Tourné entre The Man who knew too much et Vertigo, The Wrong Man fait figure, au choix, d'anomalie ou de petite respiration dans la filmo de Hitchcock. Loin, très loin de la puissance formelle de ses deux chefs d'oeuvres sus-mentionnés, le maître s'aventure en terrain intime pour sa dernière commande livrée à la Warner. Et si on peut aisément comprendre à quel point l'édifiante histoire de Manny Balestrero a pu fasciner le réalisateur, le traitement qu'il lui accorde ne convainc qu'à moitié.
Cette moitié, c'est incontestablement la première. Hitchcock y expose, dans un style quasi documentaire, aussi froid que clinique, la lente humiliation d'un homme contre lequel tout semble se retourner.
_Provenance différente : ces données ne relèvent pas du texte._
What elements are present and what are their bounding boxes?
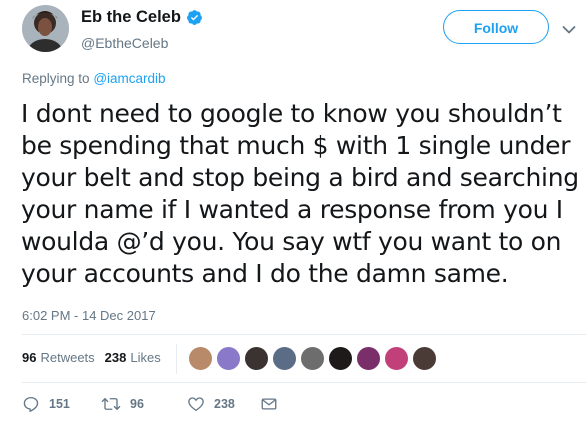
tweet-card: Eb the Celeb @EbtheCeleb Follow Replying… bbox=[0, 0, 586, 430]
tweet-timestamp[interactable]: 6:02 PM - 14 Dec 2017 bbox=[22, 308, 156, 323]
verified-badge-icon bbox=[186, 9, 203, 26]
liker-avatar[interactable] bbox=[412, 346, 437, 371]
reply-count: 151 bbox=[49, 397, 70, 411]
liker-avatar[interactable] bbox=[272, 346, 297, 371]
likes-stat[interactable]: 238 Likes bbox=[105, 350, 161, 365]
like-count: 238 bbox=[214, 397, 235, 411]
liker-avatar[interactable] bbox=[300, 346, 325, 371]
retweet-button[interactable]: 96 bbox=[101, 395, 144, 413]
tweet-text: I dont need to google to know you should… bbox=[21, 98, 586, 290]
liker-avatar[interactable] bbox=[384, 346, 409, 371]
envelope-icon bbox=[261, 398, 277, 410]
retweet-count: 96 bbox=[130, 397, 144, 411]
divider bbox=[22, 382, 586, 383]
follow-button[interactable]: Follow bbox=[443, 10, 549, 44]
liker-avatar[interactable] bbox=[244, 346, 269, 371]
reply-icon bbox=[23, 396, 39, 412]
stats-separator bbox=[176, 344, 177, 374]
liker-avatar[interactable] bbox=[216, 346, 241, 371]
likes-count: 238 bbox=[104, 350, 127, 365]
tweet-stats: 96 Retweets 238 Likes bbox=[22, 350, 171, 365]
author-handle[interactable]: @EbtheCeleb bbox=[81, 35, 168, 51]
reply-button[interactable]: 151 bbox=[22, 395, 70, 413]
author-avatar[interactable] bbox=[22, 5, 69, 52]
liker-avatars bbox=[188, 346, 440, 371]
liker-avatar[interactable] bbox=[188, 346, 213, 371]
replying-prefix: Replying to bbox=[22, 71, 90, 86]
author-name-row: Eb the Celeb bbox=[81, 8, 203, 27]
tweet-actions: 151 96 238 bbox=[22, 395, 586, 419]
retweets-label: Retweets bbox=[40, 350, 95, 365]
tweet-text-line: your belt and stop being a bird and sear… bbox=[21, 163, 579, 192]
retweets-count: 96 bbox=[22, 350, 37, 365]
tweet-text-line: your name if I wanted a response from yo… bbox=[21, 195, 563, 224]
author-display-name[interactable]: Eb the Celeb bbox=[81, 8, 181, 27]
liker-avatar[interactable] bbox=[328, 346, 353, 371]
liker-avatar[interactable] bbox=[356, 346, 381, 371]
retweet-icon bbox=[101, 398, 121, 410]
tweet-text-line: be spending that much $ with 1 single un… bbox=[21, 131, 571, 160]
replying-to: Replying to @iamcardib bbox=[22, 71, 166, 86]
retweets-stat[interactable]: 96 Retweets bbox=[22, 350, 95, 365]
chevron-down-icon[interactable] bbox=[562, 22, 576, 34]
reply-mention-link[interactable]: @iamcardib bbox=[93, 71, 165, 86]
like-button[interactable]: 238 bbox=[187, 395, 235, 413]
tweet-text-line: woulda @’d you. You say wtf you want to … bbox=[21, 227, 562, 256]
likes-label: Likes bbox=[130, 350, 161, 365]
tweet-text-line: your accounts and I do the damn same. bbox=[21, 259, 509, 288]
heart-icon bbox=[188, 397, 204, 412]
direct-message-button[interactable] bbox=[260, 395, 287, 413]
tweet-text-line: I dont need to google to know you should… bbox=[21, 99, 562, 128]
divider bbox=[22, 334, 586, 335]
Avec une efficacité de tous les instants et un sens de la tension particulièrement scotchant, il nous plonge progressivement dans un cauchemar apparemment sans fin qui va mener Manny au désespoir et à l'incrédulité, tandis que sa femme sombrera dans la culpabilité et la résignation.
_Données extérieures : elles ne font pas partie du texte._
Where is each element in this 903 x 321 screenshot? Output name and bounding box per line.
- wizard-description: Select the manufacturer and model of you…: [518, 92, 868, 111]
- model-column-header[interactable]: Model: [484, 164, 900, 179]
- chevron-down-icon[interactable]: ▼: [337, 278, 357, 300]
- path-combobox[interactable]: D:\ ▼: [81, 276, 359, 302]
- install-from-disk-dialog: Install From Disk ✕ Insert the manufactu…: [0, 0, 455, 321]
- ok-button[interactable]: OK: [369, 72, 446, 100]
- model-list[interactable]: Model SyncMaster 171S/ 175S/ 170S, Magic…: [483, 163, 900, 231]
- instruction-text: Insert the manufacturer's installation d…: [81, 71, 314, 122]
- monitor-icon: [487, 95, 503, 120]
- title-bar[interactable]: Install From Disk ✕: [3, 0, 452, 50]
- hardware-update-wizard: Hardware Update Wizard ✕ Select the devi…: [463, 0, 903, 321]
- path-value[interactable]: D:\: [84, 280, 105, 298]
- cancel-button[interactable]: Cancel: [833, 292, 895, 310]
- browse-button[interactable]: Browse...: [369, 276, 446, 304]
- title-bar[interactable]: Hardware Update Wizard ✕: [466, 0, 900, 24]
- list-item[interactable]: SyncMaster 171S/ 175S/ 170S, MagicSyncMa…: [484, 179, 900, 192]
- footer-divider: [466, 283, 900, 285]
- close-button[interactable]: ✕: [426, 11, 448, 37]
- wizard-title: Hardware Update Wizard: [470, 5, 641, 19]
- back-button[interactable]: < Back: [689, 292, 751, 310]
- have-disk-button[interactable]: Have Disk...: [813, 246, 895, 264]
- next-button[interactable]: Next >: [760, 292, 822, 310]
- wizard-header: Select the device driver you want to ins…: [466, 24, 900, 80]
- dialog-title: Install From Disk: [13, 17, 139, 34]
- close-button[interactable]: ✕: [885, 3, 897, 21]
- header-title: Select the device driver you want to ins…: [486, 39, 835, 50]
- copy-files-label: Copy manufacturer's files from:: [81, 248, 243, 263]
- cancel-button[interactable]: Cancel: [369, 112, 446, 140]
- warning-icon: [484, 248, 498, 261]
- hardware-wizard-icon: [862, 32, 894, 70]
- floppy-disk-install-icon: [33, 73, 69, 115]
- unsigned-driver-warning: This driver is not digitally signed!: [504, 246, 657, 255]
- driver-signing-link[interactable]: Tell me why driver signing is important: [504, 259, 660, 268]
Mais dès lors que le couple explose, l'intérêt du film se délite. Le rythme se fait plus languissant voire mollasson, et on reste finalement en surface dans l'exploration des bouleversements psychologiques subis par les deux protagonistes. Le suspense se dilue assez tôt et la fin, atrocement bâclée, peine à se montrer à la hauteur des enjeux que représente une telle histoire dans la vie d'une famille.
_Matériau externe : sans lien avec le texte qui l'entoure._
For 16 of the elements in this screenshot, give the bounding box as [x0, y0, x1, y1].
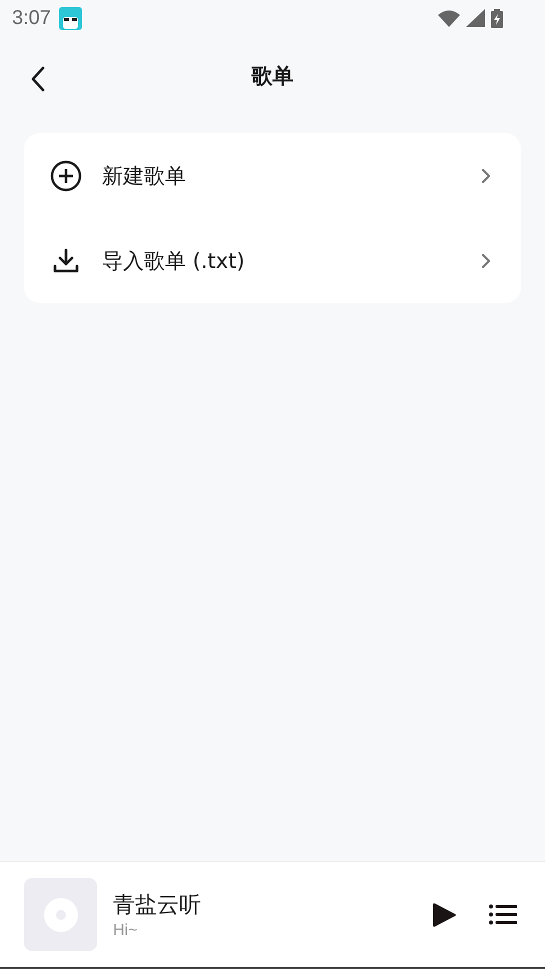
playlist-icon[interactable]: [489, 904, 517, 925]
app-notification-icon: [58, 6, 82, 30]
signal-icon: [466, 9, 485, 27]
wifi-icon: [438, 10, 460, 26]
battery-icon: [491, 8, 503, 28]
chevron-icon: [481, 168, 491, 184]
song-subtitle: Hi~: [113, 922, 138, 940]
chevron-icon: [481, 252, 491, 268]
menu-item[interactable]: 导入歌单 (.txt): [24, 218, 521, 303]
page-title: 歌单: [252, 63, 294, 90]
mini-player[interactable]: 青盐云听 Hi~: [0, 861, 545, 967]
play-icon[interactable]: [430, 902, 457, 928]
status-time: 3:07: [12, 6, 51, 30]
song-title: 青盐云听: [113, 892, 202, 920]
menu-item[interactable]: 新建歌单: [24, 133, 521, 218]
add-icon: [50, 160, 82, 192]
Cela n'empêche pas The Wrong Man de conserver un certain "charme", et sa place dans la chronologie hitchcockienne n'y est pas étrangère. En épurant son cinéma, en revenant à l'essentiel, en faisant l'impasse quasi totale sur les folies visuelles, en se laissant aller à une surprenante noirceur à peine gâchée par quelques élans prosélytes, Hitch prouvait là sa capacité inébranlable à surprendre dans tous les registres, à se réinventer et à se mettre en danger.